Offering essential services such as food or medicine to underprivileged and marginalised people, whether in times of peace, pandemic, disaster or conflict, is a great challenge. The Covid-19 crisis has affected vulnerable households in almost every country, a phenomenon amplified by self-isolating people. 

While the International Red Cross and Red Crescent Movement has helped to safeguard this unprecedented period, social enterprises have also collaborated by being innovative in reaching the “unreached”. What did we learn from the past one year and a half? How can we build upon existing models to provide social services to what is referred to as ‘the last mile’?

Food Aid Delivery during the pandemic

Food security consists in having physical and economic access at all times to buy, produce, obtain or consume sufficient, safe and nutritious food. Because of the pandemic, an increased number of households are facing difficult socio-economic conditions across the world, which has increased the pressure on the social aid sector.

​Over the past one year and a half in the private sector, food-delivery apps’ business have more than doubled, creating new behaviours and logistic chains. This year in the food sector alone, digital ordering and delivery have grown 300% faster than dine-in traffic since 2014. On the field, driven by the pandemic, some social enterprises have been inspired by home-delivery models to improve their social impact. 

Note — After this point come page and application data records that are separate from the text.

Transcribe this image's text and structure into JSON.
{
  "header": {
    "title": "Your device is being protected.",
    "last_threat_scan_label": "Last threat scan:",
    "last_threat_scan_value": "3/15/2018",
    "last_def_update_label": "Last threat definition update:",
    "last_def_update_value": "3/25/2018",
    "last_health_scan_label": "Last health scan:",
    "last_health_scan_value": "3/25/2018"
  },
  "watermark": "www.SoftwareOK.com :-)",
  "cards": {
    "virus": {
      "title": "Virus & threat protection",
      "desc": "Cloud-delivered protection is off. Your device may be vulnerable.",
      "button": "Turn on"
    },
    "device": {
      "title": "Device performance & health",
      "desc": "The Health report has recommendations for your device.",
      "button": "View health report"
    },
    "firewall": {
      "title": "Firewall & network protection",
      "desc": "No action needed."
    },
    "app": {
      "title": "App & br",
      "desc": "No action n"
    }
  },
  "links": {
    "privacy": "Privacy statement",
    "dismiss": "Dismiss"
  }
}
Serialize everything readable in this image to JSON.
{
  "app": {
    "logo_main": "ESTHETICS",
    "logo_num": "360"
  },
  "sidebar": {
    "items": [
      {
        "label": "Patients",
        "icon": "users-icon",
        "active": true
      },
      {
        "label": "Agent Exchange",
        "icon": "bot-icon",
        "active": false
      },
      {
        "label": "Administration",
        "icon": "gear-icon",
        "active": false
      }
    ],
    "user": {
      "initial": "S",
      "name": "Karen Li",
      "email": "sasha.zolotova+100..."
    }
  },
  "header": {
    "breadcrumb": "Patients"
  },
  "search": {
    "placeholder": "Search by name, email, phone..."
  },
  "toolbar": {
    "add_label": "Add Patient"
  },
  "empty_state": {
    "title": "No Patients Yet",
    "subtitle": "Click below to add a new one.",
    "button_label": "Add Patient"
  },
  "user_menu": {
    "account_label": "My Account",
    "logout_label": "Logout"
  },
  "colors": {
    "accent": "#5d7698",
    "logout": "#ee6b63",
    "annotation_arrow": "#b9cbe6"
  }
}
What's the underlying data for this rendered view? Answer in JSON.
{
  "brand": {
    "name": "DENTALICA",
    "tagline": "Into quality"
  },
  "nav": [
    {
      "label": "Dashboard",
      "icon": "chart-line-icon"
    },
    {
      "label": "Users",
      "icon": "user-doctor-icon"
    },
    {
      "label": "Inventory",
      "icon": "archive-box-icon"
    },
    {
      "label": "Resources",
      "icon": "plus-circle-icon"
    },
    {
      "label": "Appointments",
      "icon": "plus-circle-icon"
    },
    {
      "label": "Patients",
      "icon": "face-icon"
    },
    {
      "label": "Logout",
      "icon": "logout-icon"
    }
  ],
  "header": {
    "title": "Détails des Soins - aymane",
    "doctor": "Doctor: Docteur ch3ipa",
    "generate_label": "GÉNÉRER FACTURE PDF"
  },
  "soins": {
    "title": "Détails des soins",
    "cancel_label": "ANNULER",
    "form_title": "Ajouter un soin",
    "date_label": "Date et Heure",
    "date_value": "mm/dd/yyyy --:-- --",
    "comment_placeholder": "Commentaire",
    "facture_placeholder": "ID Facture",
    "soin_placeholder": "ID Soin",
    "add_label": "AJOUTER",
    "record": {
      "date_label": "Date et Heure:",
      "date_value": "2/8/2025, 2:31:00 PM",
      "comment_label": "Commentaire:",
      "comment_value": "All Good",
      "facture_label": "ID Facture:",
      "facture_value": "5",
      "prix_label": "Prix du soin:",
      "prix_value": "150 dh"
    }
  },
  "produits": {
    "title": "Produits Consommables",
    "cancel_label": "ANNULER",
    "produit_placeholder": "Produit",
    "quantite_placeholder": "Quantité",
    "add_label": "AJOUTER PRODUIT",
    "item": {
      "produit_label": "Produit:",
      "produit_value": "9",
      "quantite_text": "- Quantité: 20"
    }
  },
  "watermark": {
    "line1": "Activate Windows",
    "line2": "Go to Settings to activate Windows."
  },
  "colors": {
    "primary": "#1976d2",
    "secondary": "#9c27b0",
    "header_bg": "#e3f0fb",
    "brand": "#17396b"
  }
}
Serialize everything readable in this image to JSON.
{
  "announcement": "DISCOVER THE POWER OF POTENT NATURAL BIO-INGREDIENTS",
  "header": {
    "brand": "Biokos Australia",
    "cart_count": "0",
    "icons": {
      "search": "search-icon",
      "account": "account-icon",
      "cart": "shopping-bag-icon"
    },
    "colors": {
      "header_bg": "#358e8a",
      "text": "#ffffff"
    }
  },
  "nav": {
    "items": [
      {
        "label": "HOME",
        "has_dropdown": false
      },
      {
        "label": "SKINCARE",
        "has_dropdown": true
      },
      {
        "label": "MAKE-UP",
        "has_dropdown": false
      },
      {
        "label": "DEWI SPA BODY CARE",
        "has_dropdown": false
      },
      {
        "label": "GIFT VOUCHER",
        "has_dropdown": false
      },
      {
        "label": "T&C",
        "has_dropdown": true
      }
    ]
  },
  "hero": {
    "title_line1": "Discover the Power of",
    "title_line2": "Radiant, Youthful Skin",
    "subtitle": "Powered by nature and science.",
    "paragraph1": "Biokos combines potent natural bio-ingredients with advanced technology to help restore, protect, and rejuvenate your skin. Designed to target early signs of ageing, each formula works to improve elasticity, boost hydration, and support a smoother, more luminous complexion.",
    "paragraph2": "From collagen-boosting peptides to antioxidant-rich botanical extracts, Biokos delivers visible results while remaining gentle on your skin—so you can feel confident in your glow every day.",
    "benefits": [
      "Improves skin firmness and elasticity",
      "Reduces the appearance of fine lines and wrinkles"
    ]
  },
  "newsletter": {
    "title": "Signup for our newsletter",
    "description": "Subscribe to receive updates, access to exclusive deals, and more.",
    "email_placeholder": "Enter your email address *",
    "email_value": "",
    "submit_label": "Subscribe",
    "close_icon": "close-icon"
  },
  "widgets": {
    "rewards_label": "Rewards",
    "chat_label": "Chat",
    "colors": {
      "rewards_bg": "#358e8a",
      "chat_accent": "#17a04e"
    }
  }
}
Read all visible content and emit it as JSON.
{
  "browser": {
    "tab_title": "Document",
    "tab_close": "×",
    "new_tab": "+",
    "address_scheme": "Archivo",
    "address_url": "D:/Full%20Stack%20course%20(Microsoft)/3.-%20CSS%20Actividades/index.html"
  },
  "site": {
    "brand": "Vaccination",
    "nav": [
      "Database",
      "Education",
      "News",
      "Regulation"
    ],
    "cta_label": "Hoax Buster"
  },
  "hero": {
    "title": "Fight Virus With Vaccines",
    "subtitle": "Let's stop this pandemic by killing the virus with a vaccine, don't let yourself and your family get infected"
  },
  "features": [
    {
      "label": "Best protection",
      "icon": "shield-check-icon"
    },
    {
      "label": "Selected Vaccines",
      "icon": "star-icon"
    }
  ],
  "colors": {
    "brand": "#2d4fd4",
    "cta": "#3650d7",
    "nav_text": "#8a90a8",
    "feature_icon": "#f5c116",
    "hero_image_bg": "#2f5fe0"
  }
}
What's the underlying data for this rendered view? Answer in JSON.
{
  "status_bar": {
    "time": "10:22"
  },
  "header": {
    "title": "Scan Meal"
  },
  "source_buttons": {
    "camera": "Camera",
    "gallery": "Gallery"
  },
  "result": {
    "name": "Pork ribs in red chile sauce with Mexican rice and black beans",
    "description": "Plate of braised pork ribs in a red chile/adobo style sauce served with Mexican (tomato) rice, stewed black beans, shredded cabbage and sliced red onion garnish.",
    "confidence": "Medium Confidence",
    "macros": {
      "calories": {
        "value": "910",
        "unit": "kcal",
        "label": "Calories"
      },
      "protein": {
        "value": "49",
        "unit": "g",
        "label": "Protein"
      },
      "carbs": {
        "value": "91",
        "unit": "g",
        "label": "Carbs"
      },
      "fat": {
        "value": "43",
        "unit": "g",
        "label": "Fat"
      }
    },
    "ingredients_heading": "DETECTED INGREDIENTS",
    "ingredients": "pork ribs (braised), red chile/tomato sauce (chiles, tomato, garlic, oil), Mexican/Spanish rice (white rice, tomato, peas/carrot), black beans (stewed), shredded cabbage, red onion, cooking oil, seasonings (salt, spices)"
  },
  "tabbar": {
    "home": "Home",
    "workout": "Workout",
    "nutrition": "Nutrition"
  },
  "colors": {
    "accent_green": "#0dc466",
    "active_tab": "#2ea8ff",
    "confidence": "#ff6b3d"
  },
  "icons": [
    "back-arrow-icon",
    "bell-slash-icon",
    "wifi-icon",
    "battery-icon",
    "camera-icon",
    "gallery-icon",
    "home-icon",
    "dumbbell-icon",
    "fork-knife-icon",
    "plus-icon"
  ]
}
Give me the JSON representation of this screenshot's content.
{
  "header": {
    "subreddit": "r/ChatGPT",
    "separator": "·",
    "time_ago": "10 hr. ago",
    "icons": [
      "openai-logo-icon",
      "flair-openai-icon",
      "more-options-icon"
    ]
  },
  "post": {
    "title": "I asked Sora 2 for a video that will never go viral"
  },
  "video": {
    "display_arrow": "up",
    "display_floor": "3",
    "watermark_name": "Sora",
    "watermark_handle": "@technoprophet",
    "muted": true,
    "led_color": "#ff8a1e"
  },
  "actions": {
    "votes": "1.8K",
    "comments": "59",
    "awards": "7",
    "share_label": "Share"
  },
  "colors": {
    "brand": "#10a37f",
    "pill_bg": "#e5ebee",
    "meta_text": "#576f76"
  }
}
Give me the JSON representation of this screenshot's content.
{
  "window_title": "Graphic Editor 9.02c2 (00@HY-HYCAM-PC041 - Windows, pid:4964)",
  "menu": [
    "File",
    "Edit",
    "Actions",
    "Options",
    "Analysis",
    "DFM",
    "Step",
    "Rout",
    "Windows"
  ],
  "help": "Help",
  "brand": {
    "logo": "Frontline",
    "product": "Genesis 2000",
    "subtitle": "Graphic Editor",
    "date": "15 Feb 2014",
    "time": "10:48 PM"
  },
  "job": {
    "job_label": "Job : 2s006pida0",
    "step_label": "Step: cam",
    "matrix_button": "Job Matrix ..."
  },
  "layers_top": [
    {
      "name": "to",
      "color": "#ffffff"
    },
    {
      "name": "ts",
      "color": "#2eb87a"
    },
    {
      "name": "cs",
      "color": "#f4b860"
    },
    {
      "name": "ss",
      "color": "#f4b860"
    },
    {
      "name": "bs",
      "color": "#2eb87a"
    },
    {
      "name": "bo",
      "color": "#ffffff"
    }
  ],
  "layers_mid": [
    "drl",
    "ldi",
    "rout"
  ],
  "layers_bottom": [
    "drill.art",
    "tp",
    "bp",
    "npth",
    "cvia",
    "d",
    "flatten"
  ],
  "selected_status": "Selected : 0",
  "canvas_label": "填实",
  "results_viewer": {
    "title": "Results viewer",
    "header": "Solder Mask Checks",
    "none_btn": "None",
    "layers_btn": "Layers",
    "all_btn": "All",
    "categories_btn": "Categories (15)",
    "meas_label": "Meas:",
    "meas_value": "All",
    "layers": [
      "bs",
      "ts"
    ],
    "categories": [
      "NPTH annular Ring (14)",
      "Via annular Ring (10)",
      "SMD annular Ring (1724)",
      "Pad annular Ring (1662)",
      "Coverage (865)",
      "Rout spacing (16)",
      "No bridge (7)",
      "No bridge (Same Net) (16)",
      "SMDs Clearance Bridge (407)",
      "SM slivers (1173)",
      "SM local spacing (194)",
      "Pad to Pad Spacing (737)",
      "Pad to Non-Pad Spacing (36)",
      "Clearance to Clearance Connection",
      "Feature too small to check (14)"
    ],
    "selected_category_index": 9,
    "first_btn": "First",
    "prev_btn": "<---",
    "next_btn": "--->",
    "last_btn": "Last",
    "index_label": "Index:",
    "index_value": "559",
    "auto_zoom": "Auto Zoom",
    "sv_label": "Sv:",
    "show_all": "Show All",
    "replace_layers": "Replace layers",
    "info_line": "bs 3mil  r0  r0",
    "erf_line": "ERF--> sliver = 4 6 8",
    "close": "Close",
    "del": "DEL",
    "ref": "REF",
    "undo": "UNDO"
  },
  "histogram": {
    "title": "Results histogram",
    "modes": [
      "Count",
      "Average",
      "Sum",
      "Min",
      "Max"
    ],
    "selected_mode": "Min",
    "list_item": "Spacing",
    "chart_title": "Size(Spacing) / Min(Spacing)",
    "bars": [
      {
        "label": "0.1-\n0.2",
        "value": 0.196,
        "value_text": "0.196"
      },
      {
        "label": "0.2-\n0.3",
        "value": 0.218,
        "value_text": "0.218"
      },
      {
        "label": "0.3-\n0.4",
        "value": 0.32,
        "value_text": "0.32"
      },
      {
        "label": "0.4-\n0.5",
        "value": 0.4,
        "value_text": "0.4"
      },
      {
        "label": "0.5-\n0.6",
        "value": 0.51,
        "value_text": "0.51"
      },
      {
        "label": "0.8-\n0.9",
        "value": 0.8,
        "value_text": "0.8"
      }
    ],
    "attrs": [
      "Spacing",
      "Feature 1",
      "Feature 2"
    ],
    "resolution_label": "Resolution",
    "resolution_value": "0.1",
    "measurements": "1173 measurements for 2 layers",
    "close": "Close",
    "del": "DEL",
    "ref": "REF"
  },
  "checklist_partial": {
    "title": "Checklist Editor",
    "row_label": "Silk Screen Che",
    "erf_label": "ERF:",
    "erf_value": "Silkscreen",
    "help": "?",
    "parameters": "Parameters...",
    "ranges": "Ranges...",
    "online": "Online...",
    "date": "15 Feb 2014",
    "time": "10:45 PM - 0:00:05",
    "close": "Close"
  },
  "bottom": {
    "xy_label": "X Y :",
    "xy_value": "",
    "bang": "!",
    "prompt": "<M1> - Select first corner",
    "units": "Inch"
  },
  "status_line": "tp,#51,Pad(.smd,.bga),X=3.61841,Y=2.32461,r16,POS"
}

In Brooklyn, New York, the social enterprise Wellfare launched during the pandemic a new service of delivering nourishment to the food-insecure. Every fortnight, the company delivers a free box of healthy snacks, drinks, canned food and dry goods to households experiencing food hardship. Wellfare currently serves 1,000 households in New York City.

In Italy, the first country in Europe hit by the Covid-19 pandemic, the Italian Red Cross launched an initiative called CRI per le persone, allowing the volunteers of the association to bring psychological support, food and medicines delivery to the most vulnerable and isolated population. The project reached about 150.000 people and allowed the activation of over 55.000 services, benefiting from the Italian Red Cross widely spread network. Based on this experience, the French Red Cross developed Croix-Rouge Chez Vous providing psychosocial support (340.000 calls), food and medicine delivery (17.000) services in the whole country.

Humanitarian | How can logistics respond to assist vulnerable populations? 

In completely different contexts, the last mile distribution in disaster- or conflict-affected areas faces several hurdles such as damaged infrastructures and roads, scarce transportation resources, insufficient information and lack of coordination among relief actors. The last mile distribution has always been a significant challenge for the humanitarian relief chain. 


Yet, innovation in the humanitarian sector already offers some material, technical and humane solutions. In Zambia for instance, the social enterprise Cola Life harnessed the distribution chain of Coca-Cola company to deliver medicine against ​​diarrhea by placing pills or tablets in the empty spaces of the bottle packs. Logistics of Coca Cola allows the transport of medicines in rural areas without adding any supplementary cost.

All these solutions have been introduced by social entrepreneurs during ‘45 minutes’, the first of a series of online events dedicated to bridging the gap between the humanitarian sector and the social entrepreneurship ecosystem, organised by RED Social Innovation, the Stanford Social Innovation Review and Ashoka.